Chessa was laughing and kissing the little girl’s face. “Your papa—your first papa—was a great hero. Everyone in York believed he was Thor, come down with his lightning bolts to terrify the king and queen until they gave me back to him. As for you, you were wonderful, Kiri. I’m very glad you didn’t starve yourself again.”
“Aunt Laren said that since I now have two papas, I’m more important than ever. She said my papas couldn’t bear it if something happened to me. So I ate and ate.”
Chessa rubbed her palm over the little girl’s stomach. “Cleve,” she called out, laughing. “I fear we will have a very fat little creature on our hands if we leave her often. Instead of starving herself, she will cram food down her gullet until she waddles.”
Kiri laughed and pulled out of Chessa’s arms. She grinned at Cleve and Chessa then ran to Aglida to play.

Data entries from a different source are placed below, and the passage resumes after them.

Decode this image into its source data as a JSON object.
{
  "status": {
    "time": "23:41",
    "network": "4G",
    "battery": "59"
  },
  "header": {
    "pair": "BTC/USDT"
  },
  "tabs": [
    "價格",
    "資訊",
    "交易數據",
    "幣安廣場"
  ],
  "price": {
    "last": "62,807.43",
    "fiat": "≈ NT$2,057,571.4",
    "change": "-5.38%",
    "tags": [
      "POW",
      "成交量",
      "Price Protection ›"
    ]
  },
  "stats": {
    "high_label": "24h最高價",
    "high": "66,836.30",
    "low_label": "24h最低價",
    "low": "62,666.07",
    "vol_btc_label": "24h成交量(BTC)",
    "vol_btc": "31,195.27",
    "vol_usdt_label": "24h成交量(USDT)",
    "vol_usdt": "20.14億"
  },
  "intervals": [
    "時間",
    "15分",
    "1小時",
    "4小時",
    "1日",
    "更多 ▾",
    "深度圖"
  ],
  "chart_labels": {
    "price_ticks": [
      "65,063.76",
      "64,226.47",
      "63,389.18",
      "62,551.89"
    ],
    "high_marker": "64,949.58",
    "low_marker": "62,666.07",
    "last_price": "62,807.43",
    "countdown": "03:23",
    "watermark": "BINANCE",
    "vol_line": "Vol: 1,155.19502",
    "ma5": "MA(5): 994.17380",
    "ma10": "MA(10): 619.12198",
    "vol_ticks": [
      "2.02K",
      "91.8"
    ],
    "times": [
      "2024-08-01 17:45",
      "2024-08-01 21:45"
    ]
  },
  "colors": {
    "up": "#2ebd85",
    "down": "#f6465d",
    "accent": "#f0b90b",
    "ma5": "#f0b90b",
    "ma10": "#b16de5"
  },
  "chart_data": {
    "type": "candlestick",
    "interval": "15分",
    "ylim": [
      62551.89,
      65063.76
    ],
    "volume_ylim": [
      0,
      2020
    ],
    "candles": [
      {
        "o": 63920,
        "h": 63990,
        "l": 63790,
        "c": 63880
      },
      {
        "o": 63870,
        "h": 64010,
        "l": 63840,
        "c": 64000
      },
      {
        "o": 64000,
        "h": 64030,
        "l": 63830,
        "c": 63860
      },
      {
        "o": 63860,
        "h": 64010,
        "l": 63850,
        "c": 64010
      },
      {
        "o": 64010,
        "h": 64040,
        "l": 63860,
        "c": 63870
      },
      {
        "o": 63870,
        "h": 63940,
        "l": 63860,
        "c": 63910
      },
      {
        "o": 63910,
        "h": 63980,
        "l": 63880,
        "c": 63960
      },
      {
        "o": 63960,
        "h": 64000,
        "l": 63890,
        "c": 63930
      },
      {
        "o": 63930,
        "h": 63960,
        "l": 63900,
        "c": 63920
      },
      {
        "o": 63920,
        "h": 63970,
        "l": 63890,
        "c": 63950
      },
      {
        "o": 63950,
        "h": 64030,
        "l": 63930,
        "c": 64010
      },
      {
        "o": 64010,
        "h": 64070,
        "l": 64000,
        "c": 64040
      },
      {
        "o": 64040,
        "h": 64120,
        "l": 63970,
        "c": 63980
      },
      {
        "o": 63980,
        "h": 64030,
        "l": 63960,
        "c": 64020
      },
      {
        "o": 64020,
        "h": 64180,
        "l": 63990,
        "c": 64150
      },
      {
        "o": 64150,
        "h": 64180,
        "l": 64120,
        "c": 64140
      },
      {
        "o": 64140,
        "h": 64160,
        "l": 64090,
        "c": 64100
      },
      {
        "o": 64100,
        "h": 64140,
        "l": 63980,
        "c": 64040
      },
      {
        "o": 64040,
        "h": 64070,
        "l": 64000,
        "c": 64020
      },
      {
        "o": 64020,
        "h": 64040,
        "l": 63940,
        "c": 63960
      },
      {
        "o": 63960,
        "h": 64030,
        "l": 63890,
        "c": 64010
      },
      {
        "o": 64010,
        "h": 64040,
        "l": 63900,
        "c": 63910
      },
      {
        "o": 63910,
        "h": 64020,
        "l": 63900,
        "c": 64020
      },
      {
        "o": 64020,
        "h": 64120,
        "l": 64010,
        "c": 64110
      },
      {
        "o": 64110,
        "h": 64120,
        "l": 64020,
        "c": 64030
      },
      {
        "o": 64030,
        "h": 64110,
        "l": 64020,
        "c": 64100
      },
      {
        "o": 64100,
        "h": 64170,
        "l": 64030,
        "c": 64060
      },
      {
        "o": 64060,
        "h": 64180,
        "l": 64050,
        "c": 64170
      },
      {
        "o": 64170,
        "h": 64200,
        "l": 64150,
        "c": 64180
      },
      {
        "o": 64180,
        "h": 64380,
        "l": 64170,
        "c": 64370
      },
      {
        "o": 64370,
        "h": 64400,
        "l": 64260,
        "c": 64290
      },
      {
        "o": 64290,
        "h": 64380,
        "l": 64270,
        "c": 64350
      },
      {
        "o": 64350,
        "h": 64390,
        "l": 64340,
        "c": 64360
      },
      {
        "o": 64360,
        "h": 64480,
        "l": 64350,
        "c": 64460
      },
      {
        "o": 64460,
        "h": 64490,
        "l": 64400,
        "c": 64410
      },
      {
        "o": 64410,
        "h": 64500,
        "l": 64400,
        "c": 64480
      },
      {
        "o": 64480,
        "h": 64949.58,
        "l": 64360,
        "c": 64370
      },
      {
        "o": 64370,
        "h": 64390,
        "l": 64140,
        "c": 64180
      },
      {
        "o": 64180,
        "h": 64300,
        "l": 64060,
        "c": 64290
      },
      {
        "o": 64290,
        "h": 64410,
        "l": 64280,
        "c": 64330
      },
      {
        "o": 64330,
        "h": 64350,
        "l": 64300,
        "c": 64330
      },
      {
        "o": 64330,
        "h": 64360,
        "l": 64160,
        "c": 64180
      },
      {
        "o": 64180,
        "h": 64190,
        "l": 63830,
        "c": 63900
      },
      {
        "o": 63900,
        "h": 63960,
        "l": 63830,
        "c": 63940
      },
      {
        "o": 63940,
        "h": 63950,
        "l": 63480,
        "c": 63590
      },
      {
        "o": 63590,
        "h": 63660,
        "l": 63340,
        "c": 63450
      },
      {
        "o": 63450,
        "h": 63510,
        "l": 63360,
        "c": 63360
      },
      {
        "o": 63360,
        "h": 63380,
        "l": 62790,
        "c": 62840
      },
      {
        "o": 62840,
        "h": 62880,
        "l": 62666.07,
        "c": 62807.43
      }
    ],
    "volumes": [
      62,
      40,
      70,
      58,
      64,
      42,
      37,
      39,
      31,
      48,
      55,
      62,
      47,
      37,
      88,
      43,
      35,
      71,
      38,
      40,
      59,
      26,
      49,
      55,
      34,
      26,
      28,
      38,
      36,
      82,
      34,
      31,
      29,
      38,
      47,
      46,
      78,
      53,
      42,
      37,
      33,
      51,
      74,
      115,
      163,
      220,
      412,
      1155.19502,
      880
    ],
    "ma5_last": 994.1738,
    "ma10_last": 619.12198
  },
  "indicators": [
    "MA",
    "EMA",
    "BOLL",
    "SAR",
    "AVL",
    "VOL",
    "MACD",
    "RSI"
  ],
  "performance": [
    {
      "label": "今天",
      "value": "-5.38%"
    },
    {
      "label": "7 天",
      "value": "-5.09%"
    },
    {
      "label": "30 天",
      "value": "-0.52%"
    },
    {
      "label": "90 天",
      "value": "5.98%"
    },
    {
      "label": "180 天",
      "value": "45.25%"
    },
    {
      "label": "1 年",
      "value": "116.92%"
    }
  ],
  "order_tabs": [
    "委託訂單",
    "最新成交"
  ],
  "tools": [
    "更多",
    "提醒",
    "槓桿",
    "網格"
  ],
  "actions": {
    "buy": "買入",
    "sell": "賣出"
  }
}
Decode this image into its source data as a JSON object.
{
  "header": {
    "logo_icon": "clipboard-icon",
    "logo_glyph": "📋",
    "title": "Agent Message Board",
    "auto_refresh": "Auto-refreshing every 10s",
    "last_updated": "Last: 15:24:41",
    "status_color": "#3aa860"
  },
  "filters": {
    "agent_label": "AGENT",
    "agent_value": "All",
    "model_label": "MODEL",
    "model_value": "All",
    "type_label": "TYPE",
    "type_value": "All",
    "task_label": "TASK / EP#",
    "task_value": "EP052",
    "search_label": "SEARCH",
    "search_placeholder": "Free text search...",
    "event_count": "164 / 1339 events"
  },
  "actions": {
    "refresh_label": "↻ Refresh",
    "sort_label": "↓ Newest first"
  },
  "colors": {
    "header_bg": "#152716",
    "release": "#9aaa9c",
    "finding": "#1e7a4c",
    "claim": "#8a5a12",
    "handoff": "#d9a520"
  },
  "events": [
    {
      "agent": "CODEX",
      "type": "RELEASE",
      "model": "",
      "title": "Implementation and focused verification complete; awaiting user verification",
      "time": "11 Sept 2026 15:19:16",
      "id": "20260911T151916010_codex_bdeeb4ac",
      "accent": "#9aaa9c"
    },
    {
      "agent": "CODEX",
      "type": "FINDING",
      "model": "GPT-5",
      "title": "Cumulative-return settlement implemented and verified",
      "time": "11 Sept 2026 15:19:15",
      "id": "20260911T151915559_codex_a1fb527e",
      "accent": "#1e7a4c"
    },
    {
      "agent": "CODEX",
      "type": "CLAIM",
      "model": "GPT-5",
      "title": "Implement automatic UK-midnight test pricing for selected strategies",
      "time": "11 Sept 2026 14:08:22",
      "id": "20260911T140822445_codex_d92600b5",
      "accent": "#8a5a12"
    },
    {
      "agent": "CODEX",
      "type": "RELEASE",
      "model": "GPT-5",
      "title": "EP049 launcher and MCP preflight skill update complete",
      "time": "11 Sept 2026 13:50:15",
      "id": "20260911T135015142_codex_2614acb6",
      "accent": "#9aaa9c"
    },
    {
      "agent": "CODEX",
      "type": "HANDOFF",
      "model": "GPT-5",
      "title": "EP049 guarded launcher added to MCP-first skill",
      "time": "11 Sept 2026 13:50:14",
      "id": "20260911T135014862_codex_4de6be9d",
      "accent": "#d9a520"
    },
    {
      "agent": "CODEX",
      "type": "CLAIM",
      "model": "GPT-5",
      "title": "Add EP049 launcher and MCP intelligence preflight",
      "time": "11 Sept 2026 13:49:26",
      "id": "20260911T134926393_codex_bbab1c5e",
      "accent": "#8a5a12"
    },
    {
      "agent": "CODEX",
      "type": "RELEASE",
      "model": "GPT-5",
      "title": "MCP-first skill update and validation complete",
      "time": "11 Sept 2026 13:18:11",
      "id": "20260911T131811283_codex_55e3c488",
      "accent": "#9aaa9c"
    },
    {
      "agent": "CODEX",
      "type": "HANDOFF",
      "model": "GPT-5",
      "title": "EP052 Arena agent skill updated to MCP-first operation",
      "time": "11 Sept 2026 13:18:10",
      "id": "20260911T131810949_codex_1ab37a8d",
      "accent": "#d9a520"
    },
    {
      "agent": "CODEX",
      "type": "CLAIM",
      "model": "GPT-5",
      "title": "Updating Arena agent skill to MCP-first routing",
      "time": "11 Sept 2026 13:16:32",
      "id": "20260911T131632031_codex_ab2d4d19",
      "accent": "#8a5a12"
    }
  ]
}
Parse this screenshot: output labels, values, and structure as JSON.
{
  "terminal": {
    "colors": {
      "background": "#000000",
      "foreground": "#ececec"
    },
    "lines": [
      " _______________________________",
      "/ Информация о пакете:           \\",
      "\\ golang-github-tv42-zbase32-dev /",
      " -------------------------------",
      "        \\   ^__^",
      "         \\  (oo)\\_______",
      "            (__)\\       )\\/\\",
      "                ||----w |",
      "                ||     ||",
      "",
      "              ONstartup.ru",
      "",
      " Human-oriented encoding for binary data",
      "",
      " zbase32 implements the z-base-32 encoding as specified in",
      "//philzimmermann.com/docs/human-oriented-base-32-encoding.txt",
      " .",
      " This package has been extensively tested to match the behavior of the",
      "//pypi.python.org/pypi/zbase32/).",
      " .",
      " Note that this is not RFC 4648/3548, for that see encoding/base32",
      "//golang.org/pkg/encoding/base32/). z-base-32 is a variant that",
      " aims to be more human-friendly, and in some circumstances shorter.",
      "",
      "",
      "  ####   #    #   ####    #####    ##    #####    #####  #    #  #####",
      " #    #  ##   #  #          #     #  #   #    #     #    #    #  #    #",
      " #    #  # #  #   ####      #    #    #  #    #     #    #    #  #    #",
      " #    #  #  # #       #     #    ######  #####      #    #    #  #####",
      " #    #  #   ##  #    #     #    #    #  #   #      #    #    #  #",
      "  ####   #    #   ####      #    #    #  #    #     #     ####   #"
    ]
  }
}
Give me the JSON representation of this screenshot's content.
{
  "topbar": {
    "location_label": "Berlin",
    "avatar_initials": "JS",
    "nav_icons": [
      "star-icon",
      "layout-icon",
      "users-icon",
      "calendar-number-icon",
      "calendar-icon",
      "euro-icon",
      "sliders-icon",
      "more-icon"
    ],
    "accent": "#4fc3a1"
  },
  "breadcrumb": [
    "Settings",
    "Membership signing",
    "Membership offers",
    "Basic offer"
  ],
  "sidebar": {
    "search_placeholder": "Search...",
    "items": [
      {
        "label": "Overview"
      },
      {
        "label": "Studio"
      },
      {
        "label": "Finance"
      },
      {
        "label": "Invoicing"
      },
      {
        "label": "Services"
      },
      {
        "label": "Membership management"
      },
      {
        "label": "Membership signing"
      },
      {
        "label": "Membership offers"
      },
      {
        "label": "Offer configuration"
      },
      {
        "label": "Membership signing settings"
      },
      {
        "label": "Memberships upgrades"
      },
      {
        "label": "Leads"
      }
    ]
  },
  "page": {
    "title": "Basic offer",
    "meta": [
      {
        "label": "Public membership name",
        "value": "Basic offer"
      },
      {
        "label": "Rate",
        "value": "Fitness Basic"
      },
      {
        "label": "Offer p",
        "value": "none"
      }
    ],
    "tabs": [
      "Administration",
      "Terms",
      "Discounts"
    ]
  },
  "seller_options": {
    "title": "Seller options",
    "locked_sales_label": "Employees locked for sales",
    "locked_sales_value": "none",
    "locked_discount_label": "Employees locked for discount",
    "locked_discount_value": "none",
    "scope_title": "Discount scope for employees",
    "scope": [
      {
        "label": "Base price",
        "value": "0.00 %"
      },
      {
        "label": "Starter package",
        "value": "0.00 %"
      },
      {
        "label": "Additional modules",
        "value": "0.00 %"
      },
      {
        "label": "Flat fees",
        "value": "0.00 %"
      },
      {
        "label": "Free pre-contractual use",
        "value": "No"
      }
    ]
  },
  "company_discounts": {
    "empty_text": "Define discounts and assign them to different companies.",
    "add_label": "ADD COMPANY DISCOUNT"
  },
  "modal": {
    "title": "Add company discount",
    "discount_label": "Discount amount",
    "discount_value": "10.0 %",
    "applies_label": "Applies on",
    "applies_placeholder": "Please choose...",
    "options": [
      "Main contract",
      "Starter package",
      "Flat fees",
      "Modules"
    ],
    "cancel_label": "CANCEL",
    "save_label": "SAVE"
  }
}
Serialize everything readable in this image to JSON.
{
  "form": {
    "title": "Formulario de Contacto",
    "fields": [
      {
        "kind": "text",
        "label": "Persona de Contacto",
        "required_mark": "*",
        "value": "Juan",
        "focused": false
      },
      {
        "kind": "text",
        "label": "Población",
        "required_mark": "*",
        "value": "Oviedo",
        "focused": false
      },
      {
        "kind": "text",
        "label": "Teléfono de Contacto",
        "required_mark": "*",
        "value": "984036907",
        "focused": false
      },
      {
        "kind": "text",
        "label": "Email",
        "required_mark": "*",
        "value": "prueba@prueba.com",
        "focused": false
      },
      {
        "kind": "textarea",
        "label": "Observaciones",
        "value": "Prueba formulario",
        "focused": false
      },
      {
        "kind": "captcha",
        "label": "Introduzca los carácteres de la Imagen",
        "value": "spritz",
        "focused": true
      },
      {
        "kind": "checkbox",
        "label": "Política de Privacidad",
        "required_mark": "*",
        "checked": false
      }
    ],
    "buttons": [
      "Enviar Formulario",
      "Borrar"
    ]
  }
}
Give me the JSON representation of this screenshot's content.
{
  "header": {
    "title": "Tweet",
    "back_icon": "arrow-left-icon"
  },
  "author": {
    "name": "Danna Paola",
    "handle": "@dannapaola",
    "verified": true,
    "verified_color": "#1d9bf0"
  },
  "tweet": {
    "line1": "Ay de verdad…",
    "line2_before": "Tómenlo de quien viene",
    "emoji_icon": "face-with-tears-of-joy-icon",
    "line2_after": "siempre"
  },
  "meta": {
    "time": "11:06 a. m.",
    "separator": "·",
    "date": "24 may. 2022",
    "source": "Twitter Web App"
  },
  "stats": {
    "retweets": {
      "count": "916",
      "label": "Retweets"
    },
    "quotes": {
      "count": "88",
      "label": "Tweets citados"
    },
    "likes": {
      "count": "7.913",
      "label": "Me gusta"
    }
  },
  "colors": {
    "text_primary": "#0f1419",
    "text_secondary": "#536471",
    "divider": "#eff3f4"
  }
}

“Behold our true importance,” Cleve said. He turned to Mirana. “Chessa and I will wed. I can’t hold out against her any longer. I don’t want any more gray hairs. I will send a messenger to both Duke Rollo and to King Sitric.”
“Tomorrow,” Old Alna said, and cackled. “You’ll wed tomorrow. Finally, you’ll plant a real babe in her belly. Lord Rorik, I wish you’d brought back Captain Torric. Aye, what a fine lad he was.”
That evening, both during and after a dinner of roasted pheasant, fried halibut, and Entti’s delicious rye bread, Cleve told of his adventures in York. His disguise was brought out and admired and laughed over. Everyone begged him to dress just once for them as Isla. He refused, saying his daughter would swoon from disgust and shock.
Laren asked many questions about the people at the palace in York. Cleve provided her with all the details, as did Chessa. They knew that soon Laren would weave a skald’s tale. Cleve asked her at the end of the evening, “I beg you, Laren, let me remain a man. I dread thinking of how I will be greeted in future years if you tell about how Cleve of Malverne disguised himself as a whore with big breasts and more paint on her face than a whitewashed wall in order to rescue the damsel.”
Laren punched his arm and laughed. “I will think about it. Actually, I will ask Chessa after you’ve been married for several days. If you’ve pleased her, Cleve, why then, I will let you remain the mighty Thor.”